Sur les mécanismes qui permettent aux chevreuils d’interrompent le développement de leurs embryons pendant des mois
Chez de nombreuses espèces, peu de temps après la fécondation, l’embryon s’implante dans la paroi de l’utérus, le préparant ainsi à son futur développement. Chez l’humain, cette implantation se produit vers le huitième ou le neuvième jour après la conception. Cependant, chez le chevreuil européen (Capreolus capreolus), au lieu de s’implanter, l’embryon cesse de se développer et se trouve dans une période de dormance.
Image d’entête : chevreuils (Capreolus capreolus) mâle et femelle. (Wikimedia)
Ce phénomène a été constaté chez plus de 130 espèces, dont les souris et les tatous. Mais le chevreuil connaît l’une des plus longues périodes de suspension embryonnaire connues, qui peut durer jusqu’à 5 mois. Cette période est appelée diapause. Contrairement à ce qui se passe chez de nombreuses autres espèces capables de provoquer une diapause, la division cellulaire des embryons de chevreuil ne s’arrête pas complètement, mais ralentit considérablement, les cellules ne se divisant qu’une fois toutes les quelques semaines.

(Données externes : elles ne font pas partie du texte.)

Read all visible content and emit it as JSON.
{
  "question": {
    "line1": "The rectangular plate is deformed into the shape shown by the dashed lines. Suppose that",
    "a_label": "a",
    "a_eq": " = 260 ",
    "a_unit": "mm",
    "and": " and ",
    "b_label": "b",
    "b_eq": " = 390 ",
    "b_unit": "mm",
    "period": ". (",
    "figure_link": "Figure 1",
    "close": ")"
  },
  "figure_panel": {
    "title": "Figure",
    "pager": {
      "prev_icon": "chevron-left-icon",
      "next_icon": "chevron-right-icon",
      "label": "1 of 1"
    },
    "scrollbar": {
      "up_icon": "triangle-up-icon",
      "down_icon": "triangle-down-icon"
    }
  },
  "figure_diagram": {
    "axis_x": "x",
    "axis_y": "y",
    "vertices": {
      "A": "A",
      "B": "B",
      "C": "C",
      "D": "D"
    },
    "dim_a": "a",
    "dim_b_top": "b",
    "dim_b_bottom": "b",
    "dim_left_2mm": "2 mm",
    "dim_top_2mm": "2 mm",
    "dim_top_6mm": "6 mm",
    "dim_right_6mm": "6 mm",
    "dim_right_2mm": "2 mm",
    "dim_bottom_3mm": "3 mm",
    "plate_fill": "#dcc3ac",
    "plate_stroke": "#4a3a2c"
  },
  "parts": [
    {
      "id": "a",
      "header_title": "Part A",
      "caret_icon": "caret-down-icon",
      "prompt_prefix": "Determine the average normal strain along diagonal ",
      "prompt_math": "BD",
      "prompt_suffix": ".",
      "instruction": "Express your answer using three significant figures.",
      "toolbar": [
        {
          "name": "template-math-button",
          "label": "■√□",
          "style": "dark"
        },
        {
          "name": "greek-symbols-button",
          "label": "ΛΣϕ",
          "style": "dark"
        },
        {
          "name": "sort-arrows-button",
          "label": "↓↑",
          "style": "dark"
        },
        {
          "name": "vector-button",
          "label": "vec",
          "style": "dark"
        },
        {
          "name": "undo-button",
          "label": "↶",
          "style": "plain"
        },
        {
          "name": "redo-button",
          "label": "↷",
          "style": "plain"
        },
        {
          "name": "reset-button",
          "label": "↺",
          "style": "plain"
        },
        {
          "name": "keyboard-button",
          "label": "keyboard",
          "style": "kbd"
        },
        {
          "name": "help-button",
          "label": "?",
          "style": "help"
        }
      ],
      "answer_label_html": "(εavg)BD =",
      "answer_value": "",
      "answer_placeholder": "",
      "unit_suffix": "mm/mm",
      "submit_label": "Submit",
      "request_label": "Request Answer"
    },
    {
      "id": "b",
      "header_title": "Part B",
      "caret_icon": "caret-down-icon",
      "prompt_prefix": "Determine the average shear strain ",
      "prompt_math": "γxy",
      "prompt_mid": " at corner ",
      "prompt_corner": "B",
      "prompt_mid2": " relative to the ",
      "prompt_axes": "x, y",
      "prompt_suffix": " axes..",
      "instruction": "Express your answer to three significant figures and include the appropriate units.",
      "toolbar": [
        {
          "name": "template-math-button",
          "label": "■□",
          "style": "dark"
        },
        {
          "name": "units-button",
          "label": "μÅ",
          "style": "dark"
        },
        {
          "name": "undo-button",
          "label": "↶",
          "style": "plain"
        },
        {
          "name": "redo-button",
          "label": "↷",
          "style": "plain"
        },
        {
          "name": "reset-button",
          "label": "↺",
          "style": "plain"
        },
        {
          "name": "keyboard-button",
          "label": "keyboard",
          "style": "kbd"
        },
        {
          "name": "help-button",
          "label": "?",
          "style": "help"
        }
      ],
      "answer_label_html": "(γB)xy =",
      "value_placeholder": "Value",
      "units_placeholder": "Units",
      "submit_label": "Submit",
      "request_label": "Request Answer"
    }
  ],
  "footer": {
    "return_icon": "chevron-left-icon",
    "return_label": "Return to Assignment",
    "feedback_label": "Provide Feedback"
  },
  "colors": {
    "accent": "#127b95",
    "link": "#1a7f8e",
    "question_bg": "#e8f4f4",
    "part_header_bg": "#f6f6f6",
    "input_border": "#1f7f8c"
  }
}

Jusqu’à présent, le mécanisme cellulaire qui régissait le processus de fort ralentissement de la réplication cellulaire était inconnu. Cependant, une étude récemment publiée (lien plus bas) l’a mis en évidence. Les chercheurs ont découvert qu’un facteur prédominant de la diapause embryonnaire est la modification de l’abondance des acides aminés dans l’embryon. Une famille d’acides aminés en particulier provoque une augmentation significative d’une protéine appelée mTORC1, incitant l’embryon à l’activer davantage. En fait, l’augmentation de mTORC1 semblait directement coïncider avec la sortie de l’embryon de la diapause, après laquelle les cellules commencent à se diviser plus rapidement, mais n’était pas détectable pendant la période précédente de lente réplication cellulaire.
On sait depuis de nombreuses années que la famille de protéines mTOR joue un rôle crucial dans la régulation des voies métaboliques, y compris chez l’humain. En fait, une protéine apparentée appelée mTORC2, considérée comme essentielle au maintien de divisions cellulaires lentes, reste activée pendant la diapause du chevreuil. Cette nouvelle étude ouvrira des pistes de recherche sur le moment précis de l’implantation de l’embryon, tout en améliorant notre connaissance de l’interaction entre les voies chimiques et métaboliques d’un animal et de son embryon.
L’étude publiée dans PNAS : Amino acids activate mTORC1 to release roe deer embryos from decelerated proliferation during diapause.